Security guards stand outside of a Neoclassical building painted light green building with lettering that identifies it as the Russia pavilion at the Venice Biennale. The building is surrounded by trees and a small grass lawn.
The closed pavilion of Russia pictured at the 59th Venice Biennale. Photo: James Arthur Gekiere/ Belga Mag/AFP via Getty Images.

Russia will not participate in the Venice Biennale for the second edition in a row since the country launched its attack on Ukraine in Februrary 2022.

This year’s 60th Venice Biennale will have 90 national pavilions, which includes Ukraine’s entry “Net Making,” a presentation of work by the photographers and video artists Katya Buchatska, Daniil Revkovskyi, Andrii Dostliev, Lia Dostlieva, and Andrii Rachynskyi, and architect Oleksandr Burlaka. It will be curated by Viktoria Bavykina and Max Gorbatskyi.

Ukraine does not have a permanent pavilion building but this exhibition will be held in Venice’s Arsenale.

In addition, a video installation by the Ukrainian art collective Open Group will be presented by Poland after the country decided to make an eleventh-hour changes to its exhibition for political reasons.

Russia has been a regular participant in the Venice Biennale, having established a pavilion in 1914. However, its exhibition for the 59th edition in 2022 was cancelled on February 27 of that year, just days after Russia invaded Ukraine. The artists Alexandra Sukhareva and Kirill Savchenkov, and the curator, Raimundas Malašauskas, announced their resignation on social media.

“There is nothing left to say, there is no place for art when civilians are dying under the fire of missiles,” wrote Savchenkov. “As a Russian-born, I won’t be presenting my work at Venice.”

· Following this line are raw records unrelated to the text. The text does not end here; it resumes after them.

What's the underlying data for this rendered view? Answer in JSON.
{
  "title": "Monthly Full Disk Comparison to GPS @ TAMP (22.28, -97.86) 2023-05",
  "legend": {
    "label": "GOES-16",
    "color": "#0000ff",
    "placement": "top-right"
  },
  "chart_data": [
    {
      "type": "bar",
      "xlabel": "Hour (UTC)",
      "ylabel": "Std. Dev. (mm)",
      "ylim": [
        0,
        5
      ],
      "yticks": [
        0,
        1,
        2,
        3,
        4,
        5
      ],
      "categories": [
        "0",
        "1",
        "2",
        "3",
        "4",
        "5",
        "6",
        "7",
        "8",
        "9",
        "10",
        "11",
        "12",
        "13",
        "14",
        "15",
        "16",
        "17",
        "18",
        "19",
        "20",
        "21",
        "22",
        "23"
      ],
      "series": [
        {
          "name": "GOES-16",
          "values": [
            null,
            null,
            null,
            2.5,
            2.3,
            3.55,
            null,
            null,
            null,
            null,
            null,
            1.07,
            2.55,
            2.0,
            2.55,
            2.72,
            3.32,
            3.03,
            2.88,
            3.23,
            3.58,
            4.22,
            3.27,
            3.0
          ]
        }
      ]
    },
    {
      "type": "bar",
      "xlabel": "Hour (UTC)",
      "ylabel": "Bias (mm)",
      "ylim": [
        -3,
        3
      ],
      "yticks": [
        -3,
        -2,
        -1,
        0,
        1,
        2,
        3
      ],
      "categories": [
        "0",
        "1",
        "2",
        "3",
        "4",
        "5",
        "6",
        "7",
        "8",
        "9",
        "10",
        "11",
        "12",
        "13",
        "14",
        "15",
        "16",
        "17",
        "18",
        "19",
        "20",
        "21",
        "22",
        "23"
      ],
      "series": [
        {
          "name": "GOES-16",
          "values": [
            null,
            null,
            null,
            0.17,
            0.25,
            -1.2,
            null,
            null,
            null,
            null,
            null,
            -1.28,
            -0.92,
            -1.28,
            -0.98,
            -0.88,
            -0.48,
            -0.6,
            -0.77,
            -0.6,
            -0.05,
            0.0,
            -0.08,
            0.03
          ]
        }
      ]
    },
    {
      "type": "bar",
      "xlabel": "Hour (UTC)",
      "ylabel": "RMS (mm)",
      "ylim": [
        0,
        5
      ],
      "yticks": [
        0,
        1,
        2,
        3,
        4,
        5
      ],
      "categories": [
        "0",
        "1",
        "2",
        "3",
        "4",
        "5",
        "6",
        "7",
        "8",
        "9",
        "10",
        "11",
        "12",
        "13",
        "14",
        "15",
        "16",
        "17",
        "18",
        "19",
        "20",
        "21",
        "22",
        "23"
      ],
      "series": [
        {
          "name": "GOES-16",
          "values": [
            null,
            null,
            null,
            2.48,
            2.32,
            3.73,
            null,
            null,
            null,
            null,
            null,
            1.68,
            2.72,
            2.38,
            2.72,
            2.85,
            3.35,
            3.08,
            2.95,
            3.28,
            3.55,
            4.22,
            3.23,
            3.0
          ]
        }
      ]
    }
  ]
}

On March 2, 2022, La Biennale pledged to support Ukraine’s national pavilion, which had temporarily been forced to cease preparations after Russia’s invasion. An updated version of artist Pavlo Makov’s 1995 sculpture Fountain of Exhaustion was presented thanks to the efforts of curator Maria Lanko.

Additionally, another temporary “pavilion” known as Piazza Ucraina was erected by the Biennale close to Russia’s closed pavilion. This last minute tribute to the besieged nation included a wooden structure that appeared to have been scorched by flames.

The Russian pavilion also remained closed for the 18th Biennale Architettura last year, while Ukraine participated for the first time since 2014.

Representatives from the Venice Biennale said they were notified that Russia would not participate this year by the Russian Federation’s Minister of Culture. “It’s important to emphasize that, according to the procedures, the decision to participate or not lies with the countries, not with La Biennale di Venezia,” a spokesperson also noted.

Political strife has regularly affected national presentations at the Venice Biennale although, notably, Israel will go ahead with its pavilion this year despite its continued military conflict with Palestine. Artist Ruth Patir, whose exhibition is being organized by curators Mira Lapidot and Tamar Margalit, will represent the country.

The Palestine Museum U.S., which presented a collateral event at the 2022 Venice Biennale, submitted a proposal for the this year’s biennial, but was rejected. The proposed exhibition, “Foreigners in Their Homeland,” featuring contemporary Palestinian art, will now go ahead as an unofficial collateral event at Venice’s Palazzo Mora instead, opening April 20.